The remote island of Kauai boasts pristine beaches, jewel-toned tides, and the dubious distinction of being a federally designated “medically underserved area.” In a pandemic that means an unnervingly finite number of ICU beds and ventilators, but even before Covid, women on the island knew the designation meant a crushing number of obstacles to navigate if they discovered an unwanted pregnancy. There’s the cost of airfare, hotel, and local transportation, at a minimum, and often taking time off of work or finding child care, too.

Because there is no abortion provider on Kauai, women who live on the island — and on its even more isolated neighbor, Ni’ihau — are left with no option but to fly to O’ahu in order to terminate a pregnancy. It’s a frustrating reality not only for the women themselves, but for one of the island’s doctors, who in 2017 sued the federal government over a set of arbitrary rules that made it difficult to prescribe mifepristone, the first of the two-pill regimen that together constitute a medication abortion, the method by which almost 40 percent of pregnancies are terminated. The suit was delayed by the pandemic, but in May, the FDA announced it would review its restrictions on mifepristone. It declared on Thursday that it will modify the current restrictions on medication abortion.

Mifepristone was first approved by the FDA more than 20 years ago, but it has been subject to a number of arbitrary restrictions, known as a risk evaluation and mitigation strategy, or REMS, since 2007. Under those rules, doctors were not allowed to write a prescription unless they obtained an additional certification specifically for prescribing mifepristone, and patients were forced to pick-up the mifepristone from that provider in person. The burden the FDA’s rules placed on doctors — to acquire both a separate certification and the drug itself — inevitably meant that mifepristone was only available at abortion clinics, the number of which has been rapidly dwindling in recent years.
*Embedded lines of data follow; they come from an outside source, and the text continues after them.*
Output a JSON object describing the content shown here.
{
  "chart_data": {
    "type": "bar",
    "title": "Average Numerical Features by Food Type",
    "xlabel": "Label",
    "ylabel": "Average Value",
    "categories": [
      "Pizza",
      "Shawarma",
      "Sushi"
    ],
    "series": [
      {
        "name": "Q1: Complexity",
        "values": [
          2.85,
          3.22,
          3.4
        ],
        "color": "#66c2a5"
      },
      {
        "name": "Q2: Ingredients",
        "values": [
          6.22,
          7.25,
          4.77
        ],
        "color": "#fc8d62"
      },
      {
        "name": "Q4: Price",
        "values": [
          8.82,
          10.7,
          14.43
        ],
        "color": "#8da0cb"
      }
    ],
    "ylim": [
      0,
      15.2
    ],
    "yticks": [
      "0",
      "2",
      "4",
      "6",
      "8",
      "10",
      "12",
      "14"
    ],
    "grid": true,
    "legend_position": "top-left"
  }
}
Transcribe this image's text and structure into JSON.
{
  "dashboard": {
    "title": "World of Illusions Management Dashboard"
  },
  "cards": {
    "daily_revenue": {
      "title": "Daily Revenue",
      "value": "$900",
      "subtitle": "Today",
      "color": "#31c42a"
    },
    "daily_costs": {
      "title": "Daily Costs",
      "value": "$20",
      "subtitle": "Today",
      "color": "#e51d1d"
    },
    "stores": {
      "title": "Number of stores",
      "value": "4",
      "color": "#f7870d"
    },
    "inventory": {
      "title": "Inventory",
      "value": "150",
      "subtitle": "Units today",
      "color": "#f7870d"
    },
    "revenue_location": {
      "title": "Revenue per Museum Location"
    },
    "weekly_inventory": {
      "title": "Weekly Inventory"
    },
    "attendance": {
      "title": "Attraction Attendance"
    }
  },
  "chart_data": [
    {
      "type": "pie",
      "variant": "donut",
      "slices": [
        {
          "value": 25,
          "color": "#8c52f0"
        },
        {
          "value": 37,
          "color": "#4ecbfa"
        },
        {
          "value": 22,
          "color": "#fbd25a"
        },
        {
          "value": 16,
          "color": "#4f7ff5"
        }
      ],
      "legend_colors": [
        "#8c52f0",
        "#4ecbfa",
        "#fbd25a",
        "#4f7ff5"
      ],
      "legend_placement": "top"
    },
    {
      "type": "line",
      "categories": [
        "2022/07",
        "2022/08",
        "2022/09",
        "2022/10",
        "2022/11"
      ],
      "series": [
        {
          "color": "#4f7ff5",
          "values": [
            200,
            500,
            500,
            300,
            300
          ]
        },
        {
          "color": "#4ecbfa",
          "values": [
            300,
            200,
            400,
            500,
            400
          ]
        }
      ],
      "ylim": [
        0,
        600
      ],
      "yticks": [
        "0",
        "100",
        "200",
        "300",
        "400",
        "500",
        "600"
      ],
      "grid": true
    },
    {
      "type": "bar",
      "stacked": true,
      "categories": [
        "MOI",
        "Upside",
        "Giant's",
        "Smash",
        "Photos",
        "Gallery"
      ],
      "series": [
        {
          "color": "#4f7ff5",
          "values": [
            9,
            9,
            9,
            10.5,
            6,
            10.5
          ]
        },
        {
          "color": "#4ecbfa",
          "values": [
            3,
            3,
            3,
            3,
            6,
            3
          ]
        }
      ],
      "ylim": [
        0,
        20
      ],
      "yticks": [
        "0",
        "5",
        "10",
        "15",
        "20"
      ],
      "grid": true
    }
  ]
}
In a letter to the plaintiffs in the case, the FDA said it would remove the “in-person dispensing requirement,” meaning women from Kauai and other underserved areas around the United States will no longer be forced to travel hundreds miles to a certified clinic in order to pick up the pills.

Experts have long held that the requirement was medically unnecessary. “The risks of mifepristone are just totally independent of the regulatory burdens the FDA placed on the drug,” says Greer Donley, assistant professor at the University Pittsburgh Law School, who has studied FDA policy. “Even though it has risks, it’s not risky by any means compared to other drugs that are on the market without any REMS.”

The fatality rate for the erectile dysfunction drug Viagra, for example — which is not subject to REMS — is six times higher than mifepristone’s. According to the ACLU, which represented the plaintiffs in the case, mifepristone was the single medication — out of 20,000 FDA-approved drugs — that required patients pick it up at a medical facility, regardless of where they ultimately took the drug.

In the same letter, the FDA noted that it will require pharmacies that dispense the drug to be specially certified to dispense the drug, rather than doctors themselves. The agency is leaving in place a requirement that patients sign a special form before they can be prescribed mifepristone. In a statement, Georgeanne Usova, senior legislative counsel at the ACLU, said it was “disappointing that the FDA fell short of repealing all of its medically unnecessary restrictions on mifepristone.”

The FDA did not specify when the rule will take effect. Even when it does, the decision will not have an immediate effect in 19 states, including Texas, where there are additional restrictions on the administration of mifepristone. But in states that do not have those restrictions, Donley says, “the significance could be quite enormous.”

Because of the pandemic, Donley says, “We’ve already seen the proliferation of virtual abortion clinics. My guess is that virtual abortion clinics in those 31 states [that do not additional restrictions on mifepristone] will become almost the standard of care for many women who need early abortion … Not only do women not have to deal with the administrative or logistical hurdles of traveling to a clinic, finding child care, taking time off work — all that stuff — they don’t have to face protesters, they don’t have to worry about their privacy being [violated] because of protesters, and virtual clinics are actually offering abortion for hundreds of dollars less than clinic-based care.”

The FDA’s decision is especially crucial now, as a conservative Supreme Court contemplates overturning Roe v. Wade. In a statement, Julia Kaye, staff attorney with the ACLU Reproductive Freedom Project and lawyer for plaintiffs, called it “critical progress, though far from complete.”

She added, “We will continue to fight every day for a world where we can all control our reproductive destinies, regardless of where we live, how much money we make, or the color of our skin.”